What is new here is the unreported headline: “Presidential Candidate Edwards’s Mistress a Kook.” According to the REAL journalists on the story (the Enquirer), Edwards spends hours and hours with this woman even lately. Why? Maybe he is just spending it with his kid. Maybe he can last that long in bed. Or maybe he likes hanging around with kooks. That would be my guess. I hope Edwards wrote down every second of their conversations, because I would actually read that book (note: I don’t read). I now understand his campaign about two Americas: the normal rational America and the kooky America. I think we know which America Edwards lives in.

Warning: Cancer Warnings May Cause Cancer

July 30, 2008

Today there was another “X may cause cancer” scare. This time the culprit was cell phones, or more accurately the use of cell phones. There have been many attempts to find a correlation between cell phone use and cancer, especially brain cancer. The legal profession would love cell phones to be a cancer cause, can you imagine the lawsuit possibilities?
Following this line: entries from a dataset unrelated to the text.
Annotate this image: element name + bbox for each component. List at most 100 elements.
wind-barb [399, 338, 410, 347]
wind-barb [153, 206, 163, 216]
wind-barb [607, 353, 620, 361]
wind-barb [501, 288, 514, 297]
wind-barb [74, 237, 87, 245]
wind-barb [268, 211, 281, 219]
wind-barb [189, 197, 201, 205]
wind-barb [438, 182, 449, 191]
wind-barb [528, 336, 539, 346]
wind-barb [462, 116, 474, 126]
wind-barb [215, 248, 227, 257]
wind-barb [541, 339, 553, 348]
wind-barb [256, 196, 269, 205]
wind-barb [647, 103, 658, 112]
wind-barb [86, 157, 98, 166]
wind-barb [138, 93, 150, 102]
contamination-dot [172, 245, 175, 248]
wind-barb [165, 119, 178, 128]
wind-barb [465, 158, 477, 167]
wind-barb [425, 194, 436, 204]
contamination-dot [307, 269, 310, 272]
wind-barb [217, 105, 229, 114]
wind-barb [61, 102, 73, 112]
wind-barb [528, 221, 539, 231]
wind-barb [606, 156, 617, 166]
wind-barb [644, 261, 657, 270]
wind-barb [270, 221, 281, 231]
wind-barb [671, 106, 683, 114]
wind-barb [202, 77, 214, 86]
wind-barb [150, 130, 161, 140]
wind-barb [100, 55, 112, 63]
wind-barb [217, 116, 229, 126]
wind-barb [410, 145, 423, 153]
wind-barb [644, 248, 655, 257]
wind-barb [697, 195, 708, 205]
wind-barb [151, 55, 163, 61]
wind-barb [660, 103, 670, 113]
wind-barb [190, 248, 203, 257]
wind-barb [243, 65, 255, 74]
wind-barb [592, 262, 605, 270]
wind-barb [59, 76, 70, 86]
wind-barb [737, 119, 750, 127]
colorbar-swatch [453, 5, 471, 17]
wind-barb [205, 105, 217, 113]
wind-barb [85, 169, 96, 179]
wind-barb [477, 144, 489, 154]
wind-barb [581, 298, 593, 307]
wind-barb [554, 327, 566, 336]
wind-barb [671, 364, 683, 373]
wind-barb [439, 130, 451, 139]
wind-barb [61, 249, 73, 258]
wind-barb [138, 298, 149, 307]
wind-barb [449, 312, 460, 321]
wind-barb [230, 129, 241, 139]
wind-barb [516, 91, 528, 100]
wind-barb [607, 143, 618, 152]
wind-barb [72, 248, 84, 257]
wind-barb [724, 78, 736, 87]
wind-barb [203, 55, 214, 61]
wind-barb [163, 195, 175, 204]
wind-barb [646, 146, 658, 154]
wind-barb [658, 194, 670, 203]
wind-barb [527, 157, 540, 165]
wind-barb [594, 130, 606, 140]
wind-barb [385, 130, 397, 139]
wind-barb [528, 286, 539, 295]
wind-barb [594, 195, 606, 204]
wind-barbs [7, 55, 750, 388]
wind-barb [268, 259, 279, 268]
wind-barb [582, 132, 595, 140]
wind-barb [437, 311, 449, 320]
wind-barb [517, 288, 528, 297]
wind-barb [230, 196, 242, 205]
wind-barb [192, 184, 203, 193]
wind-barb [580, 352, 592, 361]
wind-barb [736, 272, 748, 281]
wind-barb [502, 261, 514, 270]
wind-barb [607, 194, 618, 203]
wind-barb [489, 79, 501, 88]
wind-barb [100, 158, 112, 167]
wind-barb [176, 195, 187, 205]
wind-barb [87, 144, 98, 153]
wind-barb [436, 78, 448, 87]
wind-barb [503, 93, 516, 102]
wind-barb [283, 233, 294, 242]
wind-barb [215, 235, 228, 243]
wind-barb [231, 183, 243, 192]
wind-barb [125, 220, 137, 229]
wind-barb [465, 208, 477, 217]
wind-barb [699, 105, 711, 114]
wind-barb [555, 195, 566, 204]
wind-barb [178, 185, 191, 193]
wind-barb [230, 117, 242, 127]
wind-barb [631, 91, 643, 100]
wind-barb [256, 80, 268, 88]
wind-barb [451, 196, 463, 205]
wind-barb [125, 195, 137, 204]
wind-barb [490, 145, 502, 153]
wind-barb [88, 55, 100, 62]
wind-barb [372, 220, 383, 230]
Let me start with a simple to read rebuttal to the cell phone cancer scare found here: LiveScience

All “X might cause cancer” stories end in the same way: better to be safe than sorry. Well, that’s not really correct. For example, in an effort to reduce the effect of radio waves on the brain people are using Bluetooth headsets. Well guess what, Bluetooth is also a radio, but now instead of being an inch from your head they are inside your head. On top of it, Bluetooth uses the same radio frequencies used by microwave ovens, known to actually cook food. Scientifically speaking, however, Bluetooth’s output power is about one-millionth the power level of a microwave oven.

When scared, people often move to eliminate the scary thing even if the alternative is completely unknown. People and governments will even replace a generally known but mild problem with an esoteric and completely unknown potential problem. A good example of that was the replacement of lead in gasoline with MTBE. Turns out MTBE is a lot worse than lead ever was.

We think we live in an age of enlightenment where Science trumps Sorcery, but we do not. Four hundred years ago people might have said that “evil spirits cause cancer”, today it is cell phones.